Wilken also found the NCAA's compensation restrictions do not promote competitive balance, as the NCAA argued at trial.
"The academic consensus on this issue is not surprising given that many of the NCAA's other rules and practices suggest that the association is unconcerned with achieving competitive balance. Several witnesses testified that the restrictions on student-athlete compensation lead many schools simply to spend larger portions of their athletic budgets on coaching, recruiting, and training facilities.
Wilken wrote at length on the issue, noting that a head football coach for a major conference can make more than $1.5 million a year.
"The fact that high-revenue schools are able to spend freely in these other areas cancels out whatever leveling effect the restrictions on student-athlete pay might otherwise have. The NCAA does not do anything to rein in spending by the high-revenue schools or minimize existing disparities in revenue and recruiting," the judge wrote.
Wilken said that the NCAA does nothing to interfere with advantaged universities' lavish spending.
"This same sentiment underlies the NCAA's unequal revenue distribution formula, which rewards the schools and conferences that already have the largest athletic budgets. Revenues generated from the NCAA's annual Division I men's basketball tournament are distributed to the conferences based on how their member schools performed in the tournament in recent years. As a result, the major conferences - and the highest revenue schools - typically receive the greatest payouts, which hinders, rather than promotes, competitive balance."
The judge disagreed with the NCAA's contention that its anti-compensation rules are necessary to promote the integration of academics and athletics, and that paying student-athletes large sums could "create a wedge" between the student athletes and other students on campus.
"It is not clear that any of the potential problems identified by the NCAA's witnesses would be unique to student-athletes," Wilken wrote, citing testimony from Emmert that wealthy students raise the same problems.
"It is also not clear why paying student-athletes would be any more problematic for campus relations than paying other students who provide services to the university, such as members of the student government or school newspaper," Wilken added.

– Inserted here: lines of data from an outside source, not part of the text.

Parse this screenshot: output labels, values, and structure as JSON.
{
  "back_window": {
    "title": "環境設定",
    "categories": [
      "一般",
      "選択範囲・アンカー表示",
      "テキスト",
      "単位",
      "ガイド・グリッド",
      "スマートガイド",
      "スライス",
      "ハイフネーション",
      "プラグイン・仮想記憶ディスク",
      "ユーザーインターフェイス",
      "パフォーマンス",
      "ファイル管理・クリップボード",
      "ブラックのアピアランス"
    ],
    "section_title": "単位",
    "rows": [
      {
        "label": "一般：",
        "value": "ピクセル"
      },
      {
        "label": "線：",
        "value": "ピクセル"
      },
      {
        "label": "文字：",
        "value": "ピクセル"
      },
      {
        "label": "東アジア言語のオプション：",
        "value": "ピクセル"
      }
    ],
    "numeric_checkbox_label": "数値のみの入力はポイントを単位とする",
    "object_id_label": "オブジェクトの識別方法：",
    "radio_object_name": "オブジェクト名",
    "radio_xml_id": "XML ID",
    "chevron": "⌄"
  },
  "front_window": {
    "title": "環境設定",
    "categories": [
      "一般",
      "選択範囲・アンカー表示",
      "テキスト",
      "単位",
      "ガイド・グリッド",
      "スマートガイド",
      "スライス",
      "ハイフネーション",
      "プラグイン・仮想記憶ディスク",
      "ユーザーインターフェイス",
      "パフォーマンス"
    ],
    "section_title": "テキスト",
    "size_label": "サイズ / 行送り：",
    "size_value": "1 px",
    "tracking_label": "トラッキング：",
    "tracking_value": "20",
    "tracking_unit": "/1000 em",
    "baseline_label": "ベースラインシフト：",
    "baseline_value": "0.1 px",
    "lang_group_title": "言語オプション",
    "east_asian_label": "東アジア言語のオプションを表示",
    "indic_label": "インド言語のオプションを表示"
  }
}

Attorneys for both sides were unavailable for comment.
NCAA Chief Legal Officer Donald Remy issued a statement late Friday saying, "We disagree with the court's decision that NCAA rules violate antitrust laws. We note that the court's decision sets limits on compensation, but are reviewing the full decision and will provide further comment later."
The NCAA said it would appeal.
As for relief, Wilken's opinion says she favors a stipend for college athletes, as well as a share of the licensing revenue to be held in trust until they graduate.
Wilken rejected the plaintiffs' proposal that college athletes should be paid for endorsements, saying it could lead to commercial exploitation of student athletes.
The injunction prohibits the NCAA from preventing its member schools from "offering to deposit a limited share of licensing revenue in trust for their FBS football and Division I basketball recruits, payable when they leave school or their eligibility expires."
It adds: "To ensure that the NCAA may achieve its goal of integrating academics and athletics, the injunction will not preclude the NCAA from enforcing its existing rules - or enacting new rules - to prevent student athletes from using the money held in trust for their benefit to obtain other financial benefits while they are still in school."